1. I haven't always wanted to be a writer. At age 3 I planned to be a taxi driver, window cleaner and giraffe. Not very realistic. Common ground might exist between window cleaning and giraffery but I'd have no time to drive my taxi.
  2. Two decades later, books had seized my imagination and I got a job in publishing, editing what other people had written. Not writing my own books. For that you need ideas and I didn't think I had any.
  3. Except that I had. Ever since reading Dante's Inferno at university, it bothered me that for this fabulous story about a man descending into the Greek underworld, encountering terrifying monsters and demons, no one had written a children's version. Why not?
  4. Ignore appearances. I may look like a middle-aged woman with wild hair but inside I'm 12 years old, with favourite reads drawing on classical mythology, magic and legends: C S Lewis's Chronicles of Narnia, T H White's Sword in the Stone, J K Rowling's Harry Potter. If I couldn't find a children's version of Dante, I decided, I'd have to write one myself.
  5. And so Ante's Inferno was born. Dante the poet became 12 year-old Ante (Antonia) who, fleeing her worst enemy, causes an accident which plunges them both on a dark journey through the classical underworld, down to the heart of hell.

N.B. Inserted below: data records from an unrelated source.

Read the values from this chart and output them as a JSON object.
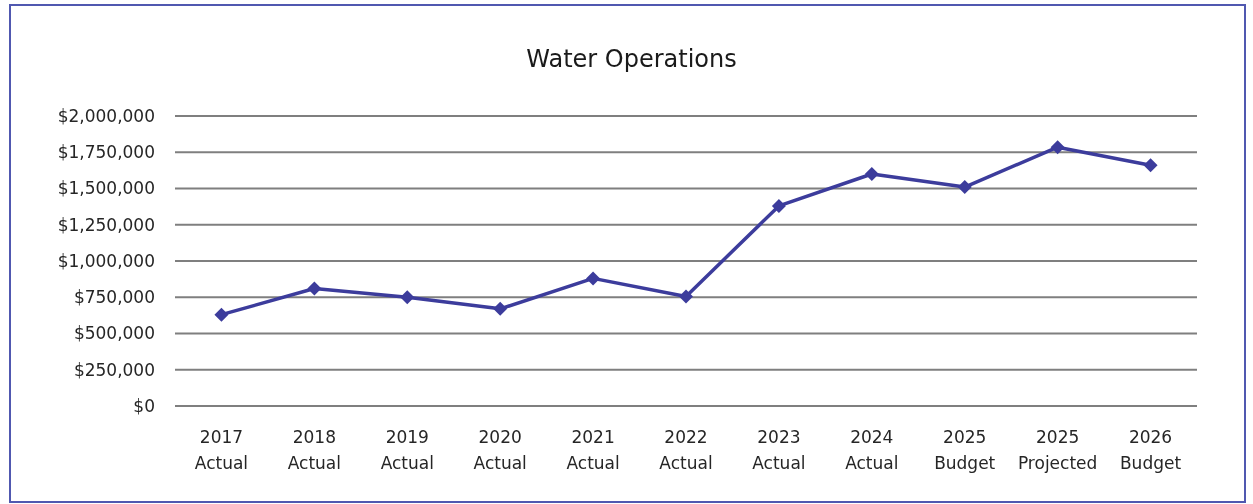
{
  "chart_data": {
    "type": "line",
    "title": "Water Operations",
    "categories": [
      "2017 Actual",
      "2018 Actual",
      "2019 Actual",
      "2020 Actual",
      "2021 Actual",
      "2022 Actual",
      "2023 Actual",
      "2024 Actual",
      "2025 Budget",
      "2025 Projected",
      "2026 Budget"
    ],
    "series": [
      {
        "color": "#3c3c9c",
        "values": [
          630000,
          810000,
          750000,
          670000,
          880000,
          755000,
          1380000,
          1600000,
          1510000,
          1785000,
          1660000
        ]
      }
    ],
    "ylim": [
      0,
      2000000
    ],
    "yticks": [
      {
        "value": 0,
        "label": "$0"
      },
      {
        "value": 250000,
        "label": "$250,000"
      },
      {
        "value": 500000,
        "label": "$500,000"
      },
      {
        "value": 750000,
        "label": "$750,000"
      },
      {
        "value": 1000000,
        "label": "$1,000,000"
      },
      {
        "value": 1250000,
        "label": "$1,250,000"
      },
      {
        "value": 1500000,
        "label": "$1,500,000"
      },
      {
        "value": 1750000,
        "label": "$1,750,000"
      },
      {
        "value": 2000000,
        "label": "$2,000,000"
      }
    ],
    "grid": "y",
    "marker": "diamond",
    "line_style": "solid"
  }
}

  6. If writing is hard, getting published is even harder. I found widespread underestimation of young people by agents and publishers. Dante - for children? was the most common reaction. In the end I self-published Ante's Inferno with Matador in 2012. When it won the Children's People's Book Prize and a Silver Wishing Shelf Award, I felt thrilled and vindicated; both these awards are decided by readers - the very readership I'd been told would find the book 'too difficult'.

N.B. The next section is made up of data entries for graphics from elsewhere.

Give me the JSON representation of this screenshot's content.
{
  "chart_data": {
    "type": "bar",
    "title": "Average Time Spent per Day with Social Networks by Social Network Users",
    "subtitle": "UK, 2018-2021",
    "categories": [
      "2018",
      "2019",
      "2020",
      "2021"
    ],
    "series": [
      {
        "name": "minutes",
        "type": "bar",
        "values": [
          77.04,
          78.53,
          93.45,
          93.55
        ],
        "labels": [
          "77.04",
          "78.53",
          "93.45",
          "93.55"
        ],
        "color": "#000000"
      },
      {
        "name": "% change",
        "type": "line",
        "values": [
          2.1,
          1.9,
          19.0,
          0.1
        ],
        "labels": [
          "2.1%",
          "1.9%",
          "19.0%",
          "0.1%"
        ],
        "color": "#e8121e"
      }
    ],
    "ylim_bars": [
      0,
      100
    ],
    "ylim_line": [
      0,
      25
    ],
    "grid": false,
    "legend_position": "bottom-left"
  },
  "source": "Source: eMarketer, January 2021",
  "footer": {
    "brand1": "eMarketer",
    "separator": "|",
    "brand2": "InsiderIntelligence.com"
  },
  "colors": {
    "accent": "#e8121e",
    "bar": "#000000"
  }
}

  7. Encouraged, I got on with my next book and have just brought out The Tragickall History of Henry Fowst, inspired, this time, by the legend of Doctor Faustus. When 13 year-old Henry Fowst makes a pact with a demon, he thinks he's found the perfect solution to his problems; unfortunately, calling up Mephistopheles lands him in worse trouble than he ever bargained for...
  8. I hate pigeonholes! Figurative ones, that is, I've nothing against pigeons. It's the book trade's insistence that childhood stops at age 12 that gets me. From 12+ you become a Young Adult, ready for violent depictions of war, massacre, torture, incarceration, rape... These books are often brilliantly written and my sons devour them - at age 25 and 28. My books are aimed at 9 - 14 years or more, a category that doesn't exist. Grr.
  9. I LOVE school visits. I give an illustrated talk on the writing process, plus themes behind my stories - Dante, Greek mythology, World War 1, Elizabethan magic and Faustian pacts. Believe me, none of this is 'too difficult' for children and I'm talking all abilities here. They are fascinated by subjects not normally offered them.